On April 19, 1775, British troops marched toward Concord. Shots rang out at Lexington Green. No one ever agreed who fired first. John Adams knew there was no turning back. The causes of revolution, he wrote, were “like a cancer… too far spread and entrenched.” The war would last eight years, but morally, everything had changed.

The Revolution was never a clean story of liberty triumphing over tyranny. It birthed a nation that declared itself free while denying freedom to many within its borders. Yet those contradictions planted seeds.
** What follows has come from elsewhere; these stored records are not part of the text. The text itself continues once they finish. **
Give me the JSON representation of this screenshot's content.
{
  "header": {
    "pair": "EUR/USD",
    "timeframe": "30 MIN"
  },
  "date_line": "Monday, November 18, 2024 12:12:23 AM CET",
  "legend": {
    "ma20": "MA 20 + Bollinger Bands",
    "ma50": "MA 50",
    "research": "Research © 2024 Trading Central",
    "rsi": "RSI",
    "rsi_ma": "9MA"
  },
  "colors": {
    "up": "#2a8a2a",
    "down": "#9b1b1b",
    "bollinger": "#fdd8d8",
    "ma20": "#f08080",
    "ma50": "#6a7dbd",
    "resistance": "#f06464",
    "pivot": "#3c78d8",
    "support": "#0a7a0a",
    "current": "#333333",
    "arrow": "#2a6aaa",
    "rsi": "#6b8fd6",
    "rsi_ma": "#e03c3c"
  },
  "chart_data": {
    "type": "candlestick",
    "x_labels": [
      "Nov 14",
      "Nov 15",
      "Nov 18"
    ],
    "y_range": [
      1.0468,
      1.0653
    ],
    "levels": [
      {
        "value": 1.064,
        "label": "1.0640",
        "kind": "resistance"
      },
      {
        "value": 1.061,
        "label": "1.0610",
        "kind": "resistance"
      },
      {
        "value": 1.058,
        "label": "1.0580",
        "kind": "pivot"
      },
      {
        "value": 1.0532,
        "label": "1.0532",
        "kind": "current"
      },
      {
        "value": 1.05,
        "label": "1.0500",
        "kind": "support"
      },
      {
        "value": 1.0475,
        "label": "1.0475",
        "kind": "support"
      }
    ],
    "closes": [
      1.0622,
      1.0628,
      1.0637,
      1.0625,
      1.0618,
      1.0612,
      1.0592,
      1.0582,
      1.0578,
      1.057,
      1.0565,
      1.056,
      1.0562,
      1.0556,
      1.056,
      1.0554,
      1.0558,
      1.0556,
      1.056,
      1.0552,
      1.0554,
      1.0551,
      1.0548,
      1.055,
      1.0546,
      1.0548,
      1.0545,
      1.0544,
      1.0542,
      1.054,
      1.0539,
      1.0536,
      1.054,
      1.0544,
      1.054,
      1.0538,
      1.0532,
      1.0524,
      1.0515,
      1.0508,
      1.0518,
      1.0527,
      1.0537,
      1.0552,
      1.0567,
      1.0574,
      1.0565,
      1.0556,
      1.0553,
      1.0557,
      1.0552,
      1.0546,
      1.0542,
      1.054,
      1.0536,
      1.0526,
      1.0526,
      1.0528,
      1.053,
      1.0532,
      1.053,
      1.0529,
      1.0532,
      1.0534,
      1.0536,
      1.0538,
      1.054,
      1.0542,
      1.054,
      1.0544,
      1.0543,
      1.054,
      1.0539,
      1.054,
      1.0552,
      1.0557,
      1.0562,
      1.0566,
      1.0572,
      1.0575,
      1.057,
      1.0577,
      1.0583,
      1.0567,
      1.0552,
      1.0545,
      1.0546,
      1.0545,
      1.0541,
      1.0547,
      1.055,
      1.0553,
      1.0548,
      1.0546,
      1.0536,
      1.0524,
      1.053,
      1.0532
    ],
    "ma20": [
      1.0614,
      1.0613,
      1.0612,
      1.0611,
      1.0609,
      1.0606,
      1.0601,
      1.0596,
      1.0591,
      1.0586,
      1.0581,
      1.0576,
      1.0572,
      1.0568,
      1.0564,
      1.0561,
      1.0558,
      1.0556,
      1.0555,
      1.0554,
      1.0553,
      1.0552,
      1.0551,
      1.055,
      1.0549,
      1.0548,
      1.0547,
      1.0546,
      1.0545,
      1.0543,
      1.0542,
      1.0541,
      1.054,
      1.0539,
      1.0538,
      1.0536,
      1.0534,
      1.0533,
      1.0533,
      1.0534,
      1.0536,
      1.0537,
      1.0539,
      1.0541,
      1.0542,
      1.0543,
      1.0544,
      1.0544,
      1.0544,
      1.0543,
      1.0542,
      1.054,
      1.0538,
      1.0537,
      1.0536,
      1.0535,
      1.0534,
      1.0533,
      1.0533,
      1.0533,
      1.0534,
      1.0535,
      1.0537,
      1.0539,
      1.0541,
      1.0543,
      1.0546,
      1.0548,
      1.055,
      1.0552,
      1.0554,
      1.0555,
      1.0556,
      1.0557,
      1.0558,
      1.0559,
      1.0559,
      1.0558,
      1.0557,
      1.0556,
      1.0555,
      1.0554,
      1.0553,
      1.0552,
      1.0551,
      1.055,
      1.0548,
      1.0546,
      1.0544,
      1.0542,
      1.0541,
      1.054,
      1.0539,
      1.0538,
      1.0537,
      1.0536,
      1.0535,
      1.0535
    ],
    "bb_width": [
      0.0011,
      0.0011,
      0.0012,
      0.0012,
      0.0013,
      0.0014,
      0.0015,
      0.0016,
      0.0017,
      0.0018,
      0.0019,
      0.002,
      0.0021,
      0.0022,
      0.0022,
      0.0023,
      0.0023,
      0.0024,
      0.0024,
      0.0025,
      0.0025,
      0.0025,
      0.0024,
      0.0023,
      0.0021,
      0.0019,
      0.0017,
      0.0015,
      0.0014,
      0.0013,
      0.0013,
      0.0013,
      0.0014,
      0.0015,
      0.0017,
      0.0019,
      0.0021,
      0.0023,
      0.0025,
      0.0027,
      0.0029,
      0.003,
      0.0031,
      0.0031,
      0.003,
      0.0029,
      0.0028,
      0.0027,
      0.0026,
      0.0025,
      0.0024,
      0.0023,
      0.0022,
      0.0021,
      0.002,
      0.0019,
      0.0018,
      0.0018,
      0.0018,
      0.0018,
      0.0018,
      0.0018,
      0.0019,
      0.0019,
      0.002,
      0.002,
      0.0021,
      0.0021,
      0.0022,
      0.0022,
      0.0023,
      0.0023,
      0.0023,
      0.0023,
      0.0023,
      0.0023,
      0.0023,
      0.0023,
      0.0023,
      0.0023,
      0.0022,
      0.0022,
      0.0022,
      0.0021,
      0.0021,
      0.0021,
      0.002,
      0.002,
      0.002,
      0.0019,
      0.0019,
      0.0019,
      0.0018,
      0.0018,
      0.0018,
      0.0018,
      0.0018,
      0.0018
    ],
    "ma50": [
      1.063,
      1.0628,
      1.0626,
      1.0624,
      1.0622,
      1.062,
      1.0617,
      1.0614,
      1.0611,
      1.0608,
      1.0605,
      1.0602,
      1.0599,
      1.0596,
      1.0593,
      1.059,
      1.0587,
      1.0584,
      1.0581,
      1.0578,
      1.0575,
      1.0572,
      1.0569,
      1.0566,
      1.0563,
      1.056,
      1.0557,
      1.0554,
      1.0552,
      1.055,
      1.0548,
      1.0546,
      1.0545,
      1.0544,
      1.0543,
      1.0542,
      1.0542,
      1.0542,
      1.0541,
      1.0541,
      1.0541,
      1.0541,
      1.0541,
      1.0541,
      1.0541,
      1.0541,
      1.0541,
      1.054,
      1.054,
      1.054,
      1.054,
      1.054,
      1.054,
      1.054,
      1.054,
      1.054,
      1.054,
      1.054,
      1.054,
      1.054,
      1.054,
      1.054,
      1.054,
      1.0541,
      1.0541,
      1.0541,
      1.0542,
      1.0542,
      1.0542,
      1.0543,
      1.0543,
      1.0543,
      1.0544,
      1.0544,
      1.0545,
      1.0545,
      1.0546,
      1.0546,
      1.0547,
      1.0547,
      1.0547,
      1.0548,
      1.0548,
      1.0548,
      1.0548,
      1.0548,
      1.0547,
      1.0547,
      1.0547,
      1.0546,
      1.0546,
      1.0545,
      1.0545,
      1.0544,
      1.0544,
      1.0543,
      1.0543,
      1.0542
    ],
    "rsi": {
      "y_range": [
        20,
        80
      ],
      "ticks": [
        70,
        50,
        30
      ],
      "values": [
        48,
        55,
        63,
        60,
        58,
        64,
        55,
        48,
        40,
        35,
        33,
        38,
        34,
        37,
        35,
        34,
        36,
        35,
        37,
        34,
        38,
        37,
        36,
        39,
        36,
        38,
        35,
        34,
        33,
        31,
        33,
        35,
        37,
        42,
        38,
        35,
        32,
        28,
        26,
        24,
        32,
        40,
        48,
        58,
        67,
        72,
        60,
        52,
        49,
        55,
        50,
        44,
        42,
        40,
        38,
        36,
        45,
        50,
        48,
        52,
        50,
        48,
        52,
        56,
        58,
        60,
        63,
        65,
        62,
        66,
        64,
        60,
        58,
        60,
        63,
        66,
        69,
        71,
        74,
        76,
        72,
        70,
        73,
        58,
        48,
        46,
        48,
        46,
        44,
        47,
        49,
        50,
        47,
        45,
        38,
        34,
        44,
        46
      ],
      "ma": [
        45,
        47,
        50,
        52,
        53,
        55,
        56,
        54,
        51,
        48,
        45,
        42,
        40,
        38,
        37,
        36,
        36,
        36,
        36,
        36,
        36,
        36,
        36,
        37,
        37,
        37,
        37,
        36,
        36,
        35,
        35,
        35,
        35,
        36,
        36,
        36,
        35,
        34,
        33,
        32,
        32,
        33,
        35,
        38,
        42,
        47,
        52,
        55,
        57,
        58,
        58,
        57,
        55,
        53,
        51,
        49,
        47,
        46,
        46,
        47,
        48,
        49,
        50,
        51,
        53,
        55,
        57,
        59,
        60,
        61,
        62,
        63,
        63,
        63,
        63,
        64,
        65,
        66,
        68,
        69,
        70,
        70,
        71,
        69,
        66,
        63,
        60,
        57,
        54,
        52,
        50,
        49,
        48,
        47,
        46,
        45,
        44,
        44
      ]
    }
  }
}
The language of equality and human dignity would fuel abolition, suffrage, labor struggles, civil rights movements, and today’s fights for justice.

Colonial Americans resisted judges who served distant power rather than the people. Today, attacks on judicial independence, threats to marginalized communities, and the erosion of democratic norms echo those early conflicts. Liberty does not survive on rhetoric alone; it depends on institutions willing to defend it.

The American Revolution was not only a struggle for liberty; it was a struggle over slavery, over who counted as human, and over the profits of empire. The same contradictions that fueled rebellion continue to shape us now: the tension between ideals and interests, between expansion and justice, between liberty and oppression. Recognizing that truth is not a detraction from the Revolution; it is an invitation to engage with its full moral complexity, and to carry its unfinished work forward.

A house divided cannot stand. The Revolution was never about perfection; it was about possibility. Today, as we reflect on 250 years of history, we are challenged once again to ask: Will we live up to the ideals we claim to honor, even when it is difficult? Will we confront the hypocrisies embedded in our past and present? Liberty is not abstract. It is a living principle, one that must be defended—not only against distant rulers, but against those in power today who threaten the very foundations of our democracy.

The unfinished work of the Revolution calls to us. To insist that justice and equality apply to all is not merely patriotic; it is moral. In that insistence, the willingness to face contradictions, to demand accountability, and to fight for the principles we celebrate, we honor the courage, conscience, and possibility of a nation still in the making.